One of the most successful series of its time, Have Gun—Will Travel became a cultural phenomenon in the late 1950s and made its star, Richard Boone, a nationwide celebrity. The series offered viewers an unusual hero in the mysterious, Shakespeare-spouting gunfighter known only as “Paladin” and garnered a loyal fan base, including a large female following. In Have Gun—Will Travel, film scholar Gaylyn Studlar draws on a remarkably wide range of episodes from the series’ six seasons to show its sophisticated experimentation with many established conventions of the Western. Studlar begins by exploring how the series made the television Western sexy, speaking to mid-twentieth century anxieties and aspirations in the sexual realm through its “dandy” protagonist and more liberal expectations of female sexuality. She also explores the show’s interest in a variety of historical issues and contemporaneous concerns—including differing notions of justice and the meaning of racial and cultural difference in an era marked by the civil rights movement.
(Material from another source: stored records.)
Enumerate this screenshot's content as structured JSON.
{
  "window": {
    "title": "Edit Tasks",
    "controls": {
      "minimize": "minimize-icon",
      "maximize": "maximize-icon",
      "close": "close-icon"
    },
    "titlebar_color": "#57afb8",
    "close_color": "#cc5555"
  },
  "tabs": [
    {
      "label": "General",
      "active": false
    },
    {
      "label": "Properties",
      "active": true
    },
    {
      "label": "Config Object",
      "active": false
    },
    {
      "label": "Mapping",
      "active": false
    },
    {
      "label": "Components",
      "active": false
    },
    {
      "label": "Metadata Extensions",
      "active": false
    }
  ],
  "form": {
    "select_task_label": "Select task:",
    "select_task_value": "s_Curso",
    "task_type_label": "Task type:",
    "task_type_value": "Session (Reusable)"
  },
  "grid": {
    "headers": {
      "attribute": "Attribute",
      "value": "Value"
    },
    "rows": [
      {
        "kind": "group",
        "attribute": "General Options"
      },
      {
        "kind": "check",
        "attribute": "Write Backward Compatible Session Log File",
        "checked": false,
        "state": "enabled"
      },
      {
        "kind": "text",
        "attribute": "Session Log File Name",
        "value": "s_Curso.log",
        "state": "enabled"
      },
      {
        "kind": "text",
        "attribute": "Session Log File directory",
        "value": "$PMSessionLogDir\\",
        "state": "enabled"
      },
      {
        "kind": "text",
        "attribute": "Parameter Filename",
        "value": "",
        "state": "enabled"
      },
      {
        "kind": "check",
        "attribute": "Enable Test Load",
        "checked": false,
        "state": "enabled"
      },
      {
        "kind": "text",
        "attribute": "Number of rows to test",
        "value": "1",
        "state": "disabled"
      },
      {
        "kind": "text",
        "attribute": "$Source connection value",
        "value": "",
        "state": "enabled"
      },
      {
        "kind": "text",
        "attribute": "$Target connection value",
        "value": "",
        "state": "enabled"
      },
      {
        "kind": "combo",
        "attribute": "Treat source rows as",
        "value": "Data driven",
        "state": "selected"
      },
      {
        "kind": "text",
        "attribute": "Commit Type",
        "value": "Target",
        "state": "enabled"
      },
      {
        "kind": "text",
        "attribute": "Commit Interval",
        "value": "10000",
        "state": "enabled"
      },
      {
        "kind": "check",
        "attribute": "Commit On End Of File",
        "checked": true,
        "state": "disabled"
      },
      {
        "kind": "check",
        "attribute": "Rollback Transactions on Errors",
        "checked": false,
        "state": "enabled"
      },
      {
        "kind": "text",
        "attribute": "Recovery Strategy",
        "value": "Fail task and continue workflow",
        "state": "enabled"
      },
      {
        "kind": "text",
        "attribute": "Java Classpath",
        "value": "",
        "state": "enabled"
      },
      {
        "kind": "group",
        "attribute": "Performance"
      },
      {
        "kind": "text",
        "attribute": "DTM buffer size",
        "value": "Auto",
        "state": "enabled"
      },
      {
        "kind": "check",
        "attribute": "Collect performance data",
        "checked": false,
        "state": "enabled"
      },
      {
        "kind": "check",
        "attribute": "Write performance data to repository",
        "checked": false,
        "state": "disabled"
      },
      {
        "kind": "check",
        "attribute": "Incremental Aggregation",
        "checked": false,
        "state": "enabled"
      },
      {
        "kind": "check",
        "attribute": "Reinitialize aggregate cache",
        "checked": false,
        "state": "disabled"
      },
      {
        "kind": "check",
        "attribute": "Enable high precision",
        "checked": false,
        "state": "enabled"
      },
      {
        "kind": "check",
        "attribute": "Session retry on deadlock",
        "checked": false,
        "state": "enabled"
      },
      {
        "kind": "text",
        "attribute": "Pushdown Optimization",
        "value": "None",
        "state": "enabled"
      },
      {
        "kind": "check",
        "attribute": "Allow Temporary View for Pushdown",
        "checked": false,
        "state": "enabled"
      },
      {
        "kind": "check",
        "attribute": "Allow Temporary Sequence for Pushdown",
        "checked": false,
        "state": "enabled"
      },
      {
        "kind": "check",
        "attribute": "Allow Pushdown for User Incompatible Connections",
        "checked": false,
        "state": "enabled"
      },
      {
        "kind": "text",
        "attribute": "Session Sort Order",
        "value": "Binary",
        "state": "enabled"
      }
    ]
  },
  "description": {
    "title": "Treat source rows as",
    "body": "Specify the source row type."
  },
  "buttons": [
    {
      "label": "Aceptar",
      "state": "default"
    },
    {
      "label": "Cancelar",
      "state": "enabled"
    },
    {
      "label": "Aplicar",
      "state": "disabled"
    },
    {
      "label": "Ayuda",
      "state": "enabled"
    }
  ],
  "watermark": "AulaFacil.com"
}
Through a production history of Have Gun—Will Travel, Studlar provides insight into the television industry of the late 1950s and early 1960s, showing how, in this transition period in which programming was moving from sponsor to network control, the series’ star exercised controversial influence on his show’s aesthetics. Because Have Gun—Will Travel was both so popular and so different from its predecessors and rivals, it presents a unique opportunity to examine what pleasures and challenges television Westerns could offer their audiences. Fans of the show as well as scholars of TV history and the Western genre will enjoy this insightful volume.